Однако жизнь продолжалась. И было утро. И был вечер. И были новые стихи. И была встреча с Арсением Тарковским, занятия в его студии и тот невероятный день, когда он прочел мои стихи и написал мне письмо, которое просил не выбрасывать (замечательная просьба!). Помню, как той же весной я встретила возле ЦДЛ Зину Палванову.
«Слышала, что Тарковский очень хвалил твои стихи. Счастливая», — сказала она. Да, я была счастлива, но и напугана.
Ведь он хвалил мои прошлые стихи. А что я стою сегодня? Напишу ли я еще хоть единую строчку?

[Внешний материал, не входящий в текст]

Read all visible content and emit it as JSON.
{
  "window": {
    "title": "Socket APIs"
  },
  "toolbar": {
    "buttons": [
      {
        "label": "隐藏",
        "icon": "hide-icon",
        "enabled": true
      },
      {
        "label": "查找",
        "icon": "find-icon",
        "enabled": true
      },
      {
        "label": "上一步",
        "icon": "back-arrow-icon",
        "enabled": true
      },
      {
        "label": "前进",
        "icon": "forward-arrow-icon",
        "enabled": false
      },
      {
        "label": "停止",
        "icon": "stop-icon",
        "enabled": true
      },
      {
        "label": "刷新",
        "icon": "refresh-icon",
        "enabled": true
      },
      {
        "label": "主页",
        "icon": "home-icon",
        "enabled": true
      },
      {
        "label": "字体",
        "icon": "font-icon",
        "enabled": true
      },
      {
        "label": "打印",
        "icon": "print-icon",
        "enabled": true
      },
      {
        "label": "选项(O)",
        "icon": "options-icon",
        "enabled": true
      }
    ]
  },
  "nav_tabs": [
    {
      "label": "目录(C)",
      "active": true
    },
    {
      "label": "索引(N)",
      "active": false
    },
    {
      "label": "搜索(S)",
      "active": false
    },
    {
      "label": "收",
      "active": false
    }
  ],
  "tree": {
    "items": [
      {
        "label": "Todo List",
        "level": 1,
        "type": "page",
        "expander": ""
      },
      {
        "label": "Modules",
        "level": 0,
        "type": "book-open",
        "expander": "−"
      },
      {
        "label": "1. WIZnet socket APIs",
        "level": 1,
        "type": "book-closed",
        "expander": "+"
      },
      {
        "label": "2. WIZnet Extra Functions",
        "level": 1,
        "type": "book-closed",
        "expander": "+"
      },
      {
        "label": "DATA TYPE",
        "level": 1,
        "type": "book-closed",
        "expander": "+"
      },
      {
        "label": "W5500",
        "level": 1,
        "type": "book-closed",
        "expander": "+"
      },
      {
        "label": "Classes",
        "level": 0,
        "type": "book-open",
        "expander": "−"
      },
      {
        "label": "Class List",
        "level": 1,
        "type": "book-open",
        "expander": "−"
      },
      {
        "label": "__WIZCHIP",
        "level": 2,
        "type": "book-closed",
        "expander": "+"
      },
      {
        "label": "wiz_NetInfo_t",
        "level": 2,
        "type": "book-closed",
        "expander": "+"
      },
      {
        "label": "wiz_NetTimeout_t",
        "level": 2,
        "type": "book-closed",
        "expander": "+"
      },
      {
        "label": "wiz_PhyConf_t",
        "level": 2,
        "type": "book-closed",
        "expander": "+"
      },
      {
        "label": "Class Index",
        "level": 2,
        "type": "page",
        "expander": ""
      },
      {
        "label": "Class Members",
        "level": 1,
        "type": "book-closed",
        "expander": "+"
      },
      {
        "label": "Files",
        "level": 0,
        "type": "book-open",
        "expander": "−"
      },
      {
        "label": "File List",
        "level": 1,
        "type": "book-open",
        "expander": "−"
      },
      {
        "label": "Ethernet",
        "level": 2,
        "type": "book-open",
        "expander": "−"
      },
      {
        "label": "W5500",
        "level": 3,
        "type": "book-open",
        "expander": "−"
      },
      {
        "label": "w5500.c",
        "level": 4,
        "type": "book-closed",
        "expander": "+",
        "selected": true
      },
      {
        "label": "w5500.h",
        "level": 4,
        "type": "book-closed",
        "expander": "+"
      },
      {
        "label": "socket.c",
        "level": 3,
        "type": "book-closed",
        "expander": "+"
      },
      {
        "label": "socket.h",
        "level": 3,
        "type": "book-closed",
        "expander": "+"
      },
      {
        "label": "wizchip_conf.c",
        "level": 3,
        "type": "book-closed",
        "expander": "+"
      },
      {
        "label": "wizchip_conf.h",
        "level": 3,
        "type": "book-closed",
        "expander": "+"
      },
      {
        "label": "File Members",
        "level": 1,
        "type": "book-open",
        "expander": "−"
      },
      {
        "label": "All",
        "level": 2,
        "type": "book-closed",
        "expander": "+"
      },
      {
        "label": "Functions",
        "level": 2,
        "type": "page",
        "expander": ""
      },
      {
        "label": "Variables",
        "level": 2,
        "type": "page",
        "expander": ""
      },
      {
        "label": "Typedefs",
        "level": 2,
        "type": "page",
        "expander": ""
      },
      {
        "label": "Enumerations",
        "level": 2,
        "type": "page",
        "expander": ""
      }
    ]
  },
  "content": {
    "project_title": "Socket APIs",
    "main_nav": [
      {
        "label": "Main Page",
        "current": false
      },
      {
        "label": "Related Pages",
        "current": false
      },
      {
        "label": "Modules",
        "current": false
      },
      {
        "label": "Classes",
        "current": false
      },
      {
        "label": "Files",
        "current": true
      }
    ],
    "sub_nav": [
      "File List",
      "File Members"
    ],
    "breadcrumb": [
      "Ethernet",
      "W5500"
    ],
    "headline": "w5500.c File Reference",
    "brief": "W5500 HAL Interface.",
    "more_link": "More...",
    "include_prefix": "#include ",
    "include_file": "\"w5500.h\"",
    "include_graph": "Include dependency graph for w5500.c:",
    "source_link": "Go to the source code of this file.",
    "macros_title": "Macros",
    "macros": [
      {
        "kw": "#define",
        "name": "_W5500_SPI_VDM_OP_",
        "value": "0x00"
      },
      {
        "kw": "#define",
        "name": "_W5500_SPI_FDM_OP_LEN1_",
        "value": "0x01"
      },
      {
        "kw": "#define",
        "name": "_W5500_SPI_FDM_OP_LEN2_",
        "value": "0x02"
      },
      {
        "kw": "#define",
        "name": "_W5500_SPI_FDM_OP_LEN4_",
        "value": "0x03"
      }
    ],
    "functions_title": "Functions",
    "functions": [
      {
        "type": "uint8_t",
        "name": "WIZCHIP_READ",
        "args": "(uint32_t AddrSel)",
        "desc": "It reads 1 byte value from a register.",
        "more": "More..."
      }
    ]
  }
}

В 1968 году родился сын. Свободного времени становилось все меньше. Я буквально отвоевывала у жизни каждый час для стихов. А вернее сказать, для одиночества. И еще вернее — для одинокой прогулки. Я выходила из дома часов в шесть утра и шла по слабо освещенному фонарями Ростокинскому городку, где мы тогда жили. В кармане авоська, блокнот и карандаш. Молочная откроется в семь, а до семи свободна. Можно идти и идти, глядя на снующий вокруг фонаря снег, слушая голоса и шаги прохожих. И неизвестно откуда возникали стихи:
Этот предрассветный час был самым насыщенным, значительным временем жизни. В этот час воздух чист, снега нетронуты, голоса тихи, мысли ясны.
В 1971 году поэт Сергей Дрофенко пригласил меня в «Юность», где он был завотделом поэзии, и предложил участвовать в совещании молодых литераторов. Совещание проходило в Москве и длилось пять дней. За эти пять дней я потеряла пять килограммов. Во мне осталось сорок девять, и я слегка качалась от слабости. Мне всегда было очень страшно выносить на суд стихи. По закону свинства мне выпало читать самой последней в последний пятый день. Всех участников семинара распинали на моих глазах: Леню Латынина, Люду Мигдалову, Сашу Тихомирова, Лешу Королева. Одних ругали больше, других меньше, некоторых хвалили. Но все равно были судьи — руководители семинара (поэты Василий Казин, Василий Субботин, Владимир Соколов), свидетели обвинения, свидетели защиты и подсудимый поэт, который отважно или робко читал стихи и обреченно выслушивал приговор. Четыре дня я сидела в зале, а на пятый предстала перед судом. Я прочла десять стихотворений и получила единодушное одобрение. Меня не ругали даже те, кто всегда и всех ругал. Один из участников семинара сказал: «Мы, наверное, так долго всех бранили, что устали. Оттого и хвалим». Может, и так. Но это был триумф. После семинара ко мне подошел талантливый и добрый Саша Тихомиров и, обняв за плечи, ласково сказал: «Солнышко русской поэзии». И пусть моя первая книга вышла лишь через шесть лет, а вторая — еще через десять, но у меня есть письмо Арсения Тарковского и удивительные дни 1971 года.